Carlos Costa defendeu que a única solução para o Banif era a resolução, que foi tomada de urgência e "na ausência de alternativas viáveis". Para o Governador do Banco de Portugal, a liquidação representava maiores custos e teria um "efeito sistémico" que poria em causa a estabilidade do sistema financeiro. "Apesar de ter uma quota de 3,2% do total de activos do mercado, o Banif era líder nos Açores e na Madeira, com quotas de 45% e 28% nos depósitos e no crédito respectivamente", afirmou Carlos Costa. "Tinha um papel singular na economia dos dois arquipélagos, razão pela qual uma interrupção dos serviços teria impacto necessariamente grave nas duas regiões", explicou. "O BdP concluiu que a operação de recapitalização pública do Banif era a que melhor assegurava a estabilidade financeira e os menores custos para o Estado", afirmou Costa.

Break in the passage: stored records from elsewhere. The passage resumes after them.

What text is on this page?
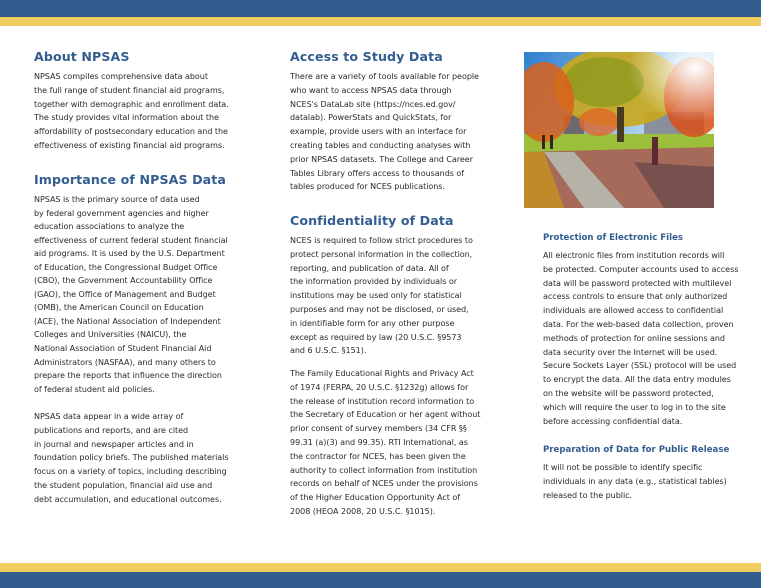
About NPSAS
NPSAS compiles comprehensive data about
the full range of student financial aid programs,
together with demographic and enrollment data.
The study provides vital information about the
affordability of postsecondary education and the
effectiveness of existing financial aid programs.
Importance of NPSAS Data
NPSAS is the primary source of data used
by federal government agencies and higher
education associations to analyze the
effectiveness of current federal student financial
aid programs. It is used by the U.S. Department
of Education, the Congressional Budget Office
(CBO), the Government Accountability Office
(GAO), the Office of Management and Budget
(OMB), the American Council on Education
(ACE), the National Association of Independent
Colleges and Universities (NAICU), the
National Association of Student Financial Aid
Administrators (NASFAA), and many others to
prepare the reports that influence the direction
of federal student aid policies.
NPSAS data appear in a wide array of
publications and reports, and are cited
in journal and newspaper articles and in
foundation policy briefs. The published materials
focus on a variety of topics, including describing
the student population, financial aid use and
debt accumulation, and educational outcomes.
Access to Study Data
There are a variety of tools available for people
who want to access NPSAS data through
NCES's DataLab site (https://nces.ed.gov/
datalab). PowerStats and QuickStats, for
example, provide users with an interface for
creating tables and conducting analyses with
prior NPSAS datasets. The College and Career
Tables Library offers access to thousands of
tables produced for NCES publications.
Confidentiality of Data
NCES is required to follow strict procedures to
protect personal information in the collection,
reporting, and publication of data. All of
the information provided by individuals or
institutions may be used only for statistical
purposes and may not be disclosed, or used,
in identifiable form for any other purpose
except as required by law (20 U.S.C. §9573
and 6 U.S.C. §151).
The Family Educational Rights and Privacy Act
of 1974 (FERPA, 20 U.S.C. §1232g) allows for
the release of institution record information to
the Secretary of Education or her agent without
prior consent of survey members (34 CFR §§
99.31 (a)(3) and 99.35). RTI International, as
the contractor for NCES, has been given the
authority to collect information from institution
records on behalf of NCES under the provisions
of the Higher Education Opportunity Act of
2008 (HEOA 2008, 20 U.S.C. §1015).
Protection of Electronic Files
All electronic files from institution records will
be protected. Computer accounts used to access
data will be password protected with multilevel
access controls to ensure that only authorized
individuals are allowed access to confidential
data. For the web-based data collection, proven
methods of protection for online sessions and
data security over the Internet will be used.
Secure Sockets Layer (SSL) protocol will be used
to encrypt the data. All the data entry modules
on the website will be password protected,
which will require the user to log in to the site
before accessing confidential data.
Preparation of Data for Public Release
It will not be possible to identify specific
individuals in any data (e.g., statistical tables)
released to the public.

O que levou à deterioração do banco?
De acordo com Carlos Costa, a deterioração do banco resultou de cinco factores. O primeiro foi o rápido crescimento do crédito, sem a adequada gestão de risco e com grande concentração; o segundo, uma estrutura de custos operacionais muito pesada face à actividade desenvolvida, com destaque para a expansão no exterior; o terceiro, o reconhecimento de 500 milhões de euros de imparidades, na sequência das inspecções levadas a cabo no quadro da troika e devido a auditoria especial realizada em 2012. Já o quarto motivo foram as maiores exigências impostas pelo Banco de Portugal aos bancos nacionais, na sequência do programa de ajustamento que anteciparam o cumprimento de rácios; finalmente, o quinto foi a degradação da situação económica que conduziu a mais perdas no crédito.
Soluções estudadas pelo regulador a partir de 2012
O Banco de Portugal começou a estudar soluções para resolver a situação do Banif em 2012, quando confrontado com o incumprimento dos rácios de capital. Por isso, o regulador impôs um plano de recapitalização e racionalização de custos e política de crédito. Ao não se conseguir atrair investimento estrangeiro, foi necessário estudar outras opções: a liquidação, mais cara, ou a resolução, que implicava um banco de transição e custaria entre 2500 a 4600 milhões de euros.
Banif: Carlos Costa aponta o dedo às autoridades europeias
Em 2012 optou-se então pela recapitalização pública e foram injectados 1100 milhões de euros (700 milhões em acções e outros 400 por instrumentos híbridos, chamados CoCos, segundo o Jornal de Negócios). Em 2017, no final do plano de recapitalização cuja segunda fase seria suportada por privados, o Banco seria viável. Tal ocorreu com a "garantia da administração do Banif de que conseguia cumprir o plano".
Costa apontou que a viabilidade da instituição bancária "depende essencialmente da capacidade da sua equipa de gestão", criticando a administração liderada por Jorge Tomé.
Banco não se poderia financiar a nível europeu sem resolução ou venda
"Uma resolução em 2016 implicaria uma capitalização interna extensiva que abrangeria os depósitos não protegidos e seria um facto da maior relevância do ponto de vista da confiança dos depositantes do sistema bancário, com risco de contágio a todos os demais bancos do sistema", afirmou Carlos Costa aos deputados, justificando a resolução aplicada em 2015.
Segundo o Governador do BdP, o Banco Central Europeu (BCE) avisou o banco central de Portugal de que uma eventual solução em 2016 envolveria depósitos não protegidos e o prolongar da indefinição em torno do banco teria um "alcance imprevisível" no que refere à "estabilidade financeira nacional".